Psoriasis and psoriatic arthritis are common clinical conditions that negatively impact health-related quality of life and are linked to serious medical comorbidities. Disease mechanisms involve local and systemic chronic inflammatory processes. Available biologic therapies specifically target single inflammatory mediators, such as tumor necrosis factor-α (TNF-α), in the context of a larger inflammatory signaling cascade. To interrupt this pathological cascade earlier in the response or further upstream, and return pro-inflammatory and anti-inflammatory signaling to a homeostatic balance, the use of a phosphodiesterase4 (PDE4) inhibitor has been explored.

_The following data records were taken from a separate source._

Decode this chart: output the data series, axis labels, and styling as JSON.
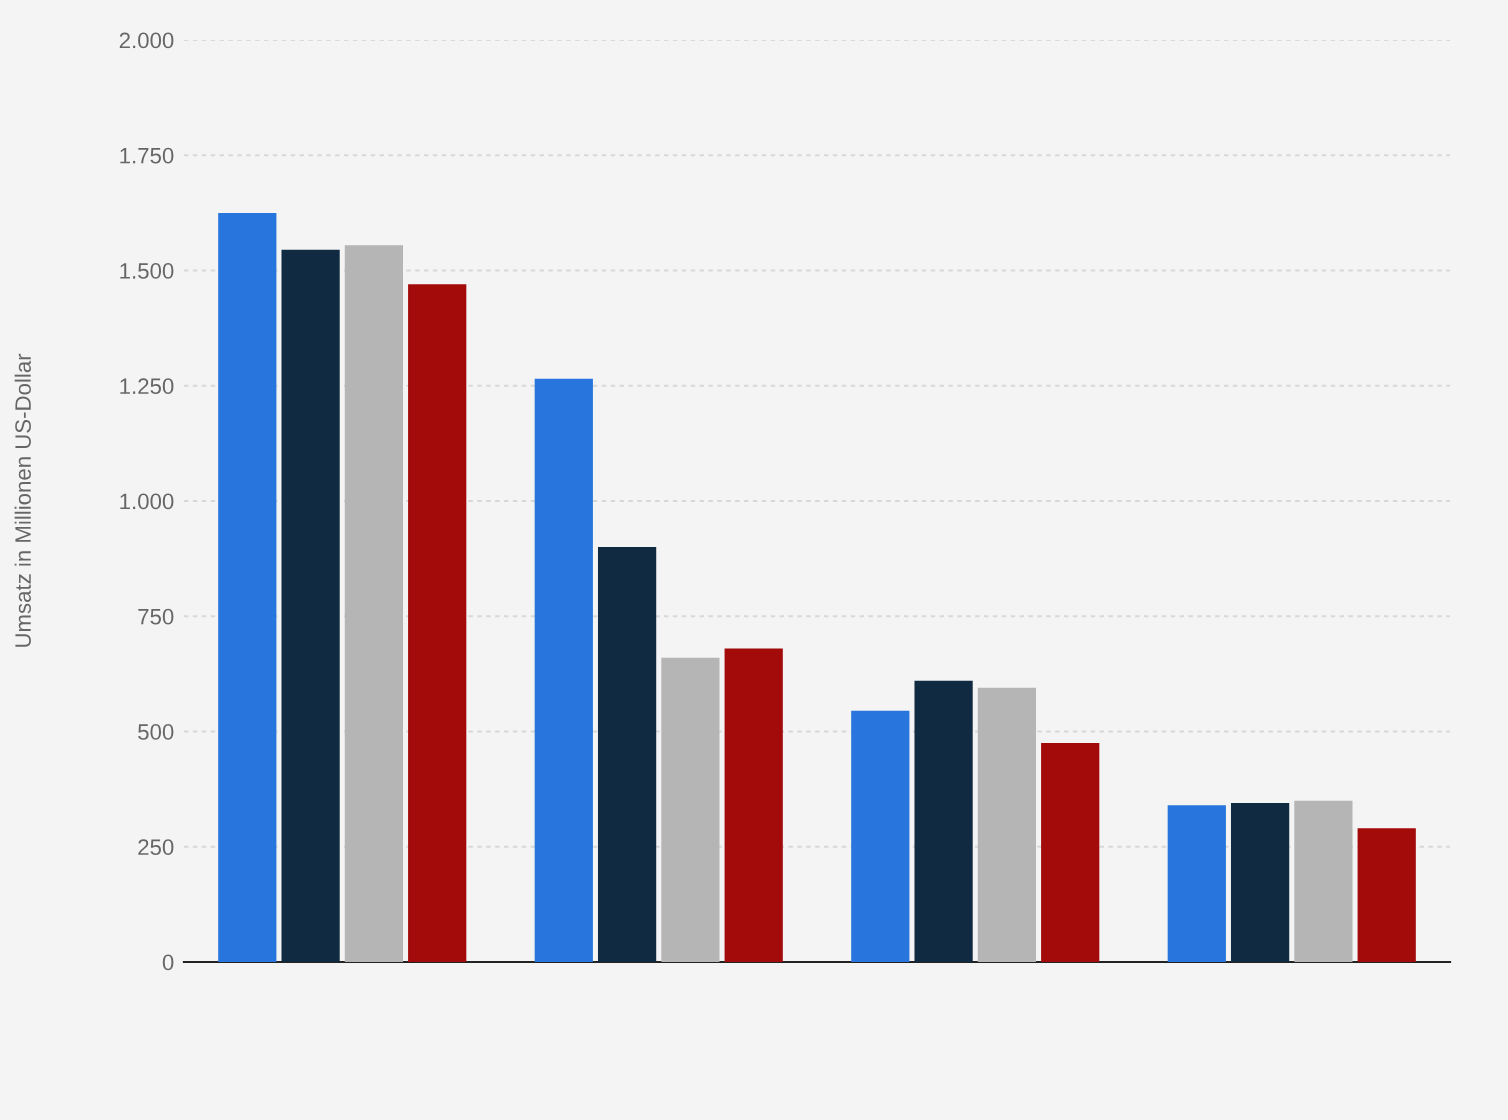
{
  "chart_data": {
    "type": "bar",
    "ylabel": "Umsatz in Millionen US-Dollar",
    "categories": [
      null,
      null,
      null,
      null
    ],
    "series": [
      {
        "color": "#2876dd",
        "values": [
          1625,
          1265,
          545,
          340
        ]
      },
      {
        "color": "#0f2a41",
        "values": [
          1545,
          900,
          610,
          345
        ]
      },
      {
        "color": "#b5b5b5",
        "values": [
          1555,
          660,
          595,
          350
        ]
      },
      {
        "color": "#a30b0b",
        "values": [
          1470,
          680,
          475,
          290
        ]
      }
    ],
    "ylim": [
      0,
      2000
    ],
    "yticks": [
      0,
      250,
      500,
      750,
      {
        "value": 1000,
        "label": "1.000"
      },
      {
        "value": 1250,
        "label": "1.250"
      },
      {
        "value": 1500,
        "label": "1.500"
      },
      {
        "value": 1750,
        "label": "1.750"
      },
      {
        "value": 2000,
        "label": "2.000"
      }
    ],
    "grid": "y",
    "tick_labels": "y",
    "legend": false
  }
}
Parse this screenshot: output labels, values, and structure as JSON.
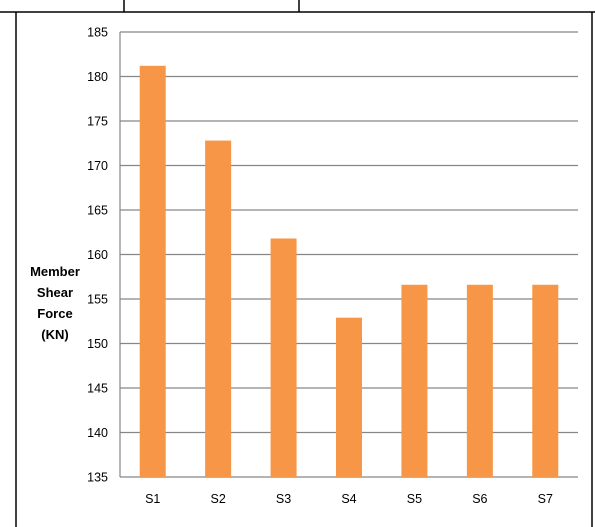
{
  "chart_data": {
    "type": "bar",
    "categories": [
      "S1",
      "S2",
      "S3",
      "S4",
      "S5",
      "S6",
      "S7"
    ],
    "values": [
      181.2,
      172.8,
      161.8,
      152.9,
      156.6,
      156.6,
      156.6
    ],
    "title": "",
    "xlabel": "",
    "ylabel_lines": [
      "Member",
      "Shear",
      "Force",
      "(KN)"
    ],
    "ylim": [
      135,
      185
    ],
    "yticks": [
      135,
      140,
      145,
      150,
      155,
      160,
      165,
      170,
      175,
      180,
      185
    ],
    "grid": true,
    "legend": "none",
    "bar_color": "#F79646",
    "grid_color": "#868686",
    "axis_color": "#868686"
  }
}
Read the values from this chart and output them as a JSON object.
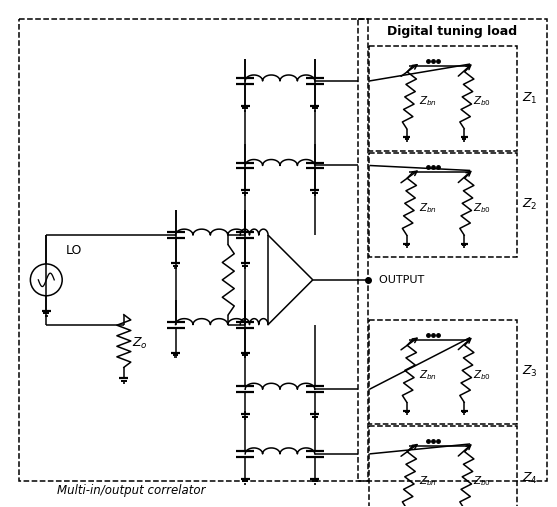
{
  "bg_color": "#ffffff",
  "fig_width": 5.57,
  "fig_height": 5.07,
  "dpi": 100,
  "digital_label": "Digital tuning load",
  "correlator_label": "Multi-in/output correlator",
  "lo_label": "LO",
  "output_label": "OUTPUT",
  "z_labels": [
    "Z_1",
    "Z_2",
    "Z_3",
    "Z_4"
  ]
}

PDE4 is the major enzyme class responsible for the hydrolysis of cyclic adenosine monophosphate (cAMP), an intracellular second messenger that controls a network of pro-inflammatory and anti-inflammatory mediators. With PDE4 inhibition, and the resulting increases in cAMP levels in immune and non-immune cell types, expression of a network of pro-inflammatory and anti-inflammatory mediators can be modulated. Apremilast is an orally available targeted PDE4 inhibitor that modulates a wide array of inflammatory mediators involved in psoriasis and psoriatic arthritis, including decreases in the expression of inducible nitric oxide synthase, TNF-α, and interleukin (IL)-23 and increases IL-10. In phase II studies of subjects with psoriasis and psoriatic arthritis, apremilast reversed features of the inflammatory pathophysiology in skin and joints and significantly reduces clinical symptoms. The use of an oral targeted PDE4 inhibitor for chronic inflammatory diseases, like psoriasis and psoriatic arthritis, represents a novel treatment approach that does not target any single mediator, but rather focuses on restoring a balance of pro-inflammatory and anti-inflammatory signals.

Introduction

Psoriasis is a chronic inflammatory disease predominantly affecting the skin and is estimated to occur in 2–3% of the population [1], [2]. A subset of these psoriasis patients will also develop psoriatic arthritis, a seronegative spondyloarthropathy [3], [4]. In psoriasis and psoriatic arthritis, a dysregulation of multiple pro-inflammatory and anti-inflammatory mediators occurs in dendritic cells, monocytes, macrophages, neutrophils, T cells, B cells, keratinocytes, chondrocytes, and synoviocytes [5], [6]. The cascade of aberrant immune signaling, triggered by stress, physical injury, drugs, or infection, is believed to underlie the clinical signs of inflammation, pain, and pruritus, as well as the histological signs such as keratinocyte hyperproliferation, scaling, and, in subsets of patients, pustular or guttate plaques and nail and joint involvement [5], [7]. Because of the chronic nature of psoriasis and psoriatic arthritis, long-term treatment is often required [8]. Systemic therapies are typically recommended for patients with moderate psoriasis affecting 3–10% of the body surface area, and for severe psoriasis affecting more than 10% of the body surface area, or for patients who experience significant psoriasis-related impairments in quality of life [7], [8], [9]. Traditional systemic or disease-modifying antirheumatic drugs (DMARDs) include methotrexate and cyclosporine; however, these agents are associated with serious organ toxicity and adverse effects and require clinical monitoring throughout treatment [9]. Additionally, evidence for the efficacy of methotrexate in psoriatic arthritis is limited, although methotrexateis often used as a first-line therapy because of its oral route of administration and lower cost, compared with the newer, more effective biologic treatments [3]. These biologic therapies include inhibitors of tumor necrosis factor-alpha (TNF-α), interleukin 12 and 23 (IL-12/IL-23), and antibodies that target B cells or T cells [7], [8]. Although biologic therapies represent an advance in the treatment of chronic inflammatory diseases, their use is limited by treatment resistance (including both initial lack of efficacy and loss of effect), tolerability issues, parenteral administration, and barriers to patient access, such as high cost and specialist management [7], [8]. Research efforts continue in the search for oral treatment options that are safe and effective in the treatment of psoriasis and psoriatic arthritis.